Participants on each side want to experience immediate value, and they may not be compelled to participate until that value can be validated through participation on the other side.  This is not an uncommon problem in a two-sided marketplace, and we spent a lot of time learning and iterating our offering to address this.  We looked to other companies that have two-sided marketplaces and assessed how they addressed the different ways to tackle this cold start problem.

We realized that the key factor in our case to overcome the cold-start problem was to first define and deliver a very small fair exchange of value to each side individually, with low barriers to entry, and then incrementally expand on this value exchange to drive participation.  This then compels the parties to participate on a step-by-step basis that starts shallow and continues to go deeper.

Where do you see your company headed next?

From a short-term perspective, our goal is to continue delivering value to our customers and remain very focused on the direct contracting solution I described.  In the intermediate and long term, we will continually look to add value and drive toward our ultimate vision of changing the healthcare system for the PEOPLE.

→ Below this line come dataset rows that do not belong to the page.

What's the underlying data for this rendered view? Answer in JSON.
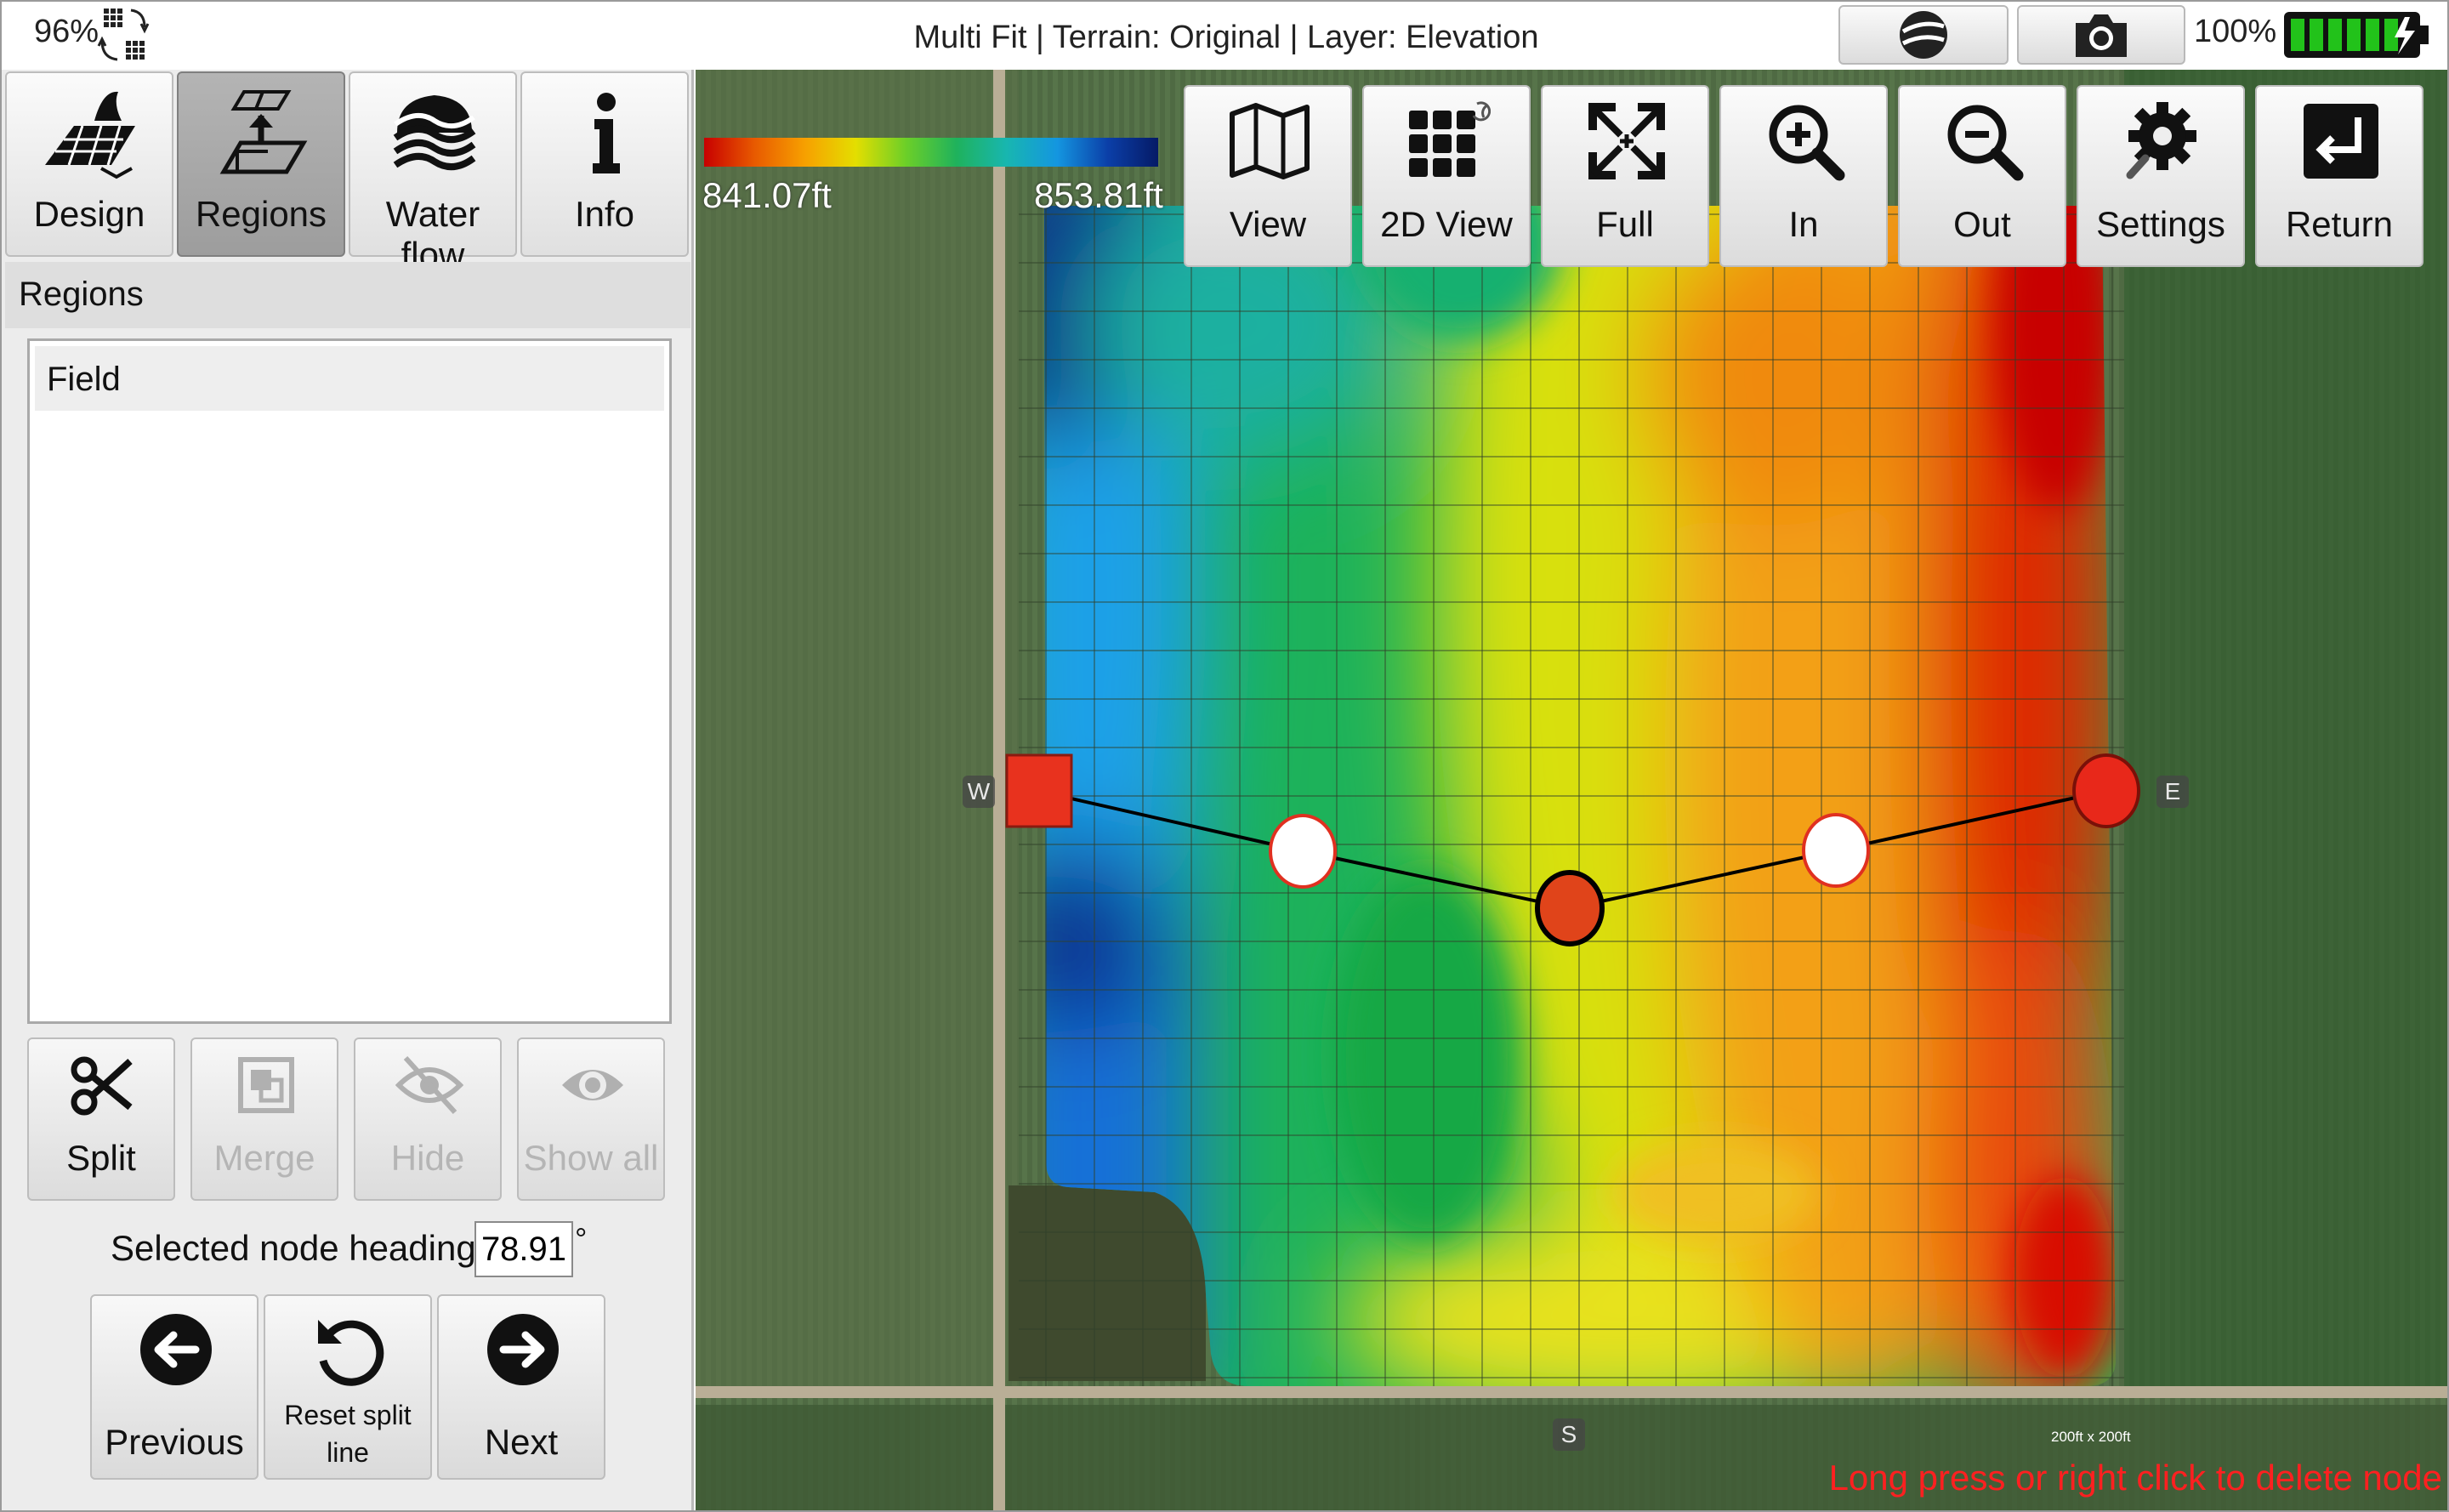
{
  "titlebar": {
    "title": "Multi Fit | Terrain: Original | Layer: Elevation",
    "signal_percent": "96%",
    "battery_percent": "100%",
    "battery_level": 1.0,
    "globe_icon": "globe-icon",
    "camera_icon": "camera-icon"
  },
  "mode_tabs": [
    {
      "label": "Design",
      "icon": "design-icon",
      "active": false
    },
    {
      "label": "Regions",
      "icon": "regions-icon",
      "active": true
    },
    {
      "label": "Water flow",
      "icon": "water-flow-icon",
      "active": false
    },
    {
      "label": "Info",
      "icon": "info-icon",
      "active": false
    }
  ],
  "regions": {
    "header": "Regions",
    "items": [
      "Field"
    ]
  },
  "tools": [
    {
      "label": "Split",
      "icon": "scissors-icon",
      "enabled": true
    },
    {
      "label": "Merge",
      "icon": "merge-icon",
      "enabled": false
    },
    {
      "label": "Hide",
      "icon": "hide-eye-icon",
      "enabled": false
    },
    {
      "label": "Show all",
      "icon": "eye-icon",
      "enabled": false
    }
  ],
  "heading": {
    "label": "Selected node heading:",
    "value": "78.91",
    "unit": "°"
  },
  "nav": {
    "previous": "Previous",
    "reset": "Reset split line",
    "next": "Next"
  },
  "map": {
    "legend_min": "841.07ft",
    "legend_max": "853.81ft",
    "buttons": [
      {
        "label": "View",
        "icon": "map-view-icon"
      },
      {
        "label": "2D View",
        "icon": "grid-2d-icon"
      },
      {
        "label": "Full",
        "icon": "full-extent-icon"
      },
      {
        "label": "In",
        "icon": "zoom-in-icon"
      },
      {
        "label": "Out",
        "icon": "zoom-out-icon"
      },
      {
        "label": "Settings",
        "icon": "settings-gear-icon"
      },
      {
        "label": "Return",
        "icon": "return-icon"
      }
    ],
    "compass": {
      "west": "W",
      "east": "E",
      "south": "S"
    },
    "scale": "200ft x 200ft",
    "hint": "Long press or right click to delete node",
    "colors": {
      "low": "#c80000",
      "mid": "#e4de00",
      "high": "#051a66",
      "node_red": "#e8321e",
      "node_selected": "#e0441a"
    }
  }
}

We purposely structured our solution and operations, even down to our technical architecture, to be able to support a modular, scalable approach to support our vision. This enables us to be very agile and nimble, supports our ability to continually measure and learn from our customers, and ultimately more easily deliver additional products and features to perpetually increase our value.

Give us a tactical piece of advice that you’d share with another founder just starting out.

I think some of the key things that I’ve learned over the years, which has been tremendously valuable, is to continually test your assumptions, iterate, and don’t be afraid to make a justified pivot.  Follow a process and build a culture that encourages the expression of new ideas and doesn’t penalize or punish failure if those ideas fail.  Most importantly, determine what you believe in, find other people who share that belief, dream BIG, and be persistent in your resolve to execute on that dream to change the world.